The Pound, Chetwynd End

Newport in Bloom volunteers had been planting The Pound for five years but in 2014  with the help of local builders, the area was completely transformed.

All plants were removed, soil dug out, levelled and replaced with a layer of gravel.   New tubs and planters were installed and filled with bulbs and seasonal plants. The result was this peaceful resting area offering a magnificent view towards Cheney Hill.

Before:

 

 

 

 

 

 

 

 

After:

The Sheep Island on Station Road

The Sheep Island is now more than ten years old and has become a local landmark. The sheep sculpted by Christy Bowdler from South Shropshire have fared well although need a rust proof paint every couple of years.

The original idea was to have the sheep standing on cobbles in an old pen, rescued from the old cattle market in the midst of a wild flower meadow.  On the whole this has worked well.

The spring cowslips and primroses on the bank are beautiful in April, from May onwards the meadow flowers spring into action and by June are at their best. From then on the whole island changes as the flowers mature and drop their seeds.

A team of volunteers monitor the island. This involves decisions on management such as controlling invasive flowers, dandelions and sorrel, trying to keep the grass growth down by spreading yellow rattle seeds that feed on grass roots.

The first cut and collect can happen as soon as July depending on good warmer conditions.
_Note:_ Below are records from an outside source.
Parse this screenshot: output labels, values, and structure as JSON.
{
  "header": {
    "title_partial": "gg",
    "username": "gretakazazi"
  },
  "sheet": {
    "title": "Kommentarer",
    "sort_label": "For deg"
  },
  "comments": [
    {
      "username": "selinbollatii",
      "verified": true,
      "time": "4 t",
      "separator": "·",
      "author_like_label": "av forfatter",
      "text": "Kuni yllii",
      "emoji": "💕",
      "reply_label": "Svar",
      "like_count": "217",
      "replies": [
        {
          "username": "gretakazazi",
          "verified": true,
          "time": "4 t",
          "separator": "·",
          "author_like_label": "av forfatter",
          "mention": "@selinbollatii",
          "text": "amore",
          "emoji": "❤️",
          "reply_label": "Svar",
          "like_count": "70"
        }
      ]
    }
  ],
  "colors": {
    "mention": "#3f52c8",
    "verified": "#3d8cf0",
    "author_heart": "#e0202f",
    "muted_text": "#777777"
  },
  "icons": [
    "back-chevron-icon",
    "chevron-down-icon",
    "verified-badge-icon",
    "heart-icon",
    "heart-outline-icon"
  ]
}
The meadow is cut and raked to spread the flower seeds and a second flush of flowers will often take place.

If anyone would like learn about flower meadows and the management of the Sheep Island, please join us.

The Boughey Memorial on Station Road

The Memorial (as it is known locally) on Station Road is the place where an obelisk commemorating the death of Sir Thomas Boughey stands, having been moved from the centre of Newport many years ago.

The Memorial was improved by residents in 2004 as part of a Newport in Bloom initiative.  Fund raising at this time was £900 and this was used to buy stone and wooden planters and other associated items.  Since then the area has been planted, maintained and watered by residents.

In 2016, this area was once again reviewed.  Sadly, it had become very unsightly with an overgrown evergreen, uneven slabs and a frequently vandalised telephone box being the main problems.

Although, the phone box was seldom used, many people still used the bench when walking to and from town, especially the older residents. Newport in Bloom had also been approached by several local residents wishing to use this area as a place of memorial for their loved ones.

The Station Road residents decided that the removal of the much neglected phone box and large evergreen tree would be an improvement and that the whole site should be re-landscaped. Work commenced as a joint project with Newport in Bloom volunteers and Telford & Wrekin Council’s Environmental Maintenance team.

Station Road volunteers raised sponsorships and obtained a grant from the Community Volunteer Officer of £4000 to cover the cost of relaying slabs and the replacing the tarmac.  Resident Nigel Beal designed a 3- tiered railway sleeper planter which was constructed by volunteers, who also removed tree roots and replaced top soil ready for planting.

Our volunteers have now planted an interesting perennial planting of a tree, shrubs and roses. This area is transformed and is a pleasant place for the community to rest on their way into town.

This is another successful joint project of the Newport in Bloom team working together with the Town Council and the local authority.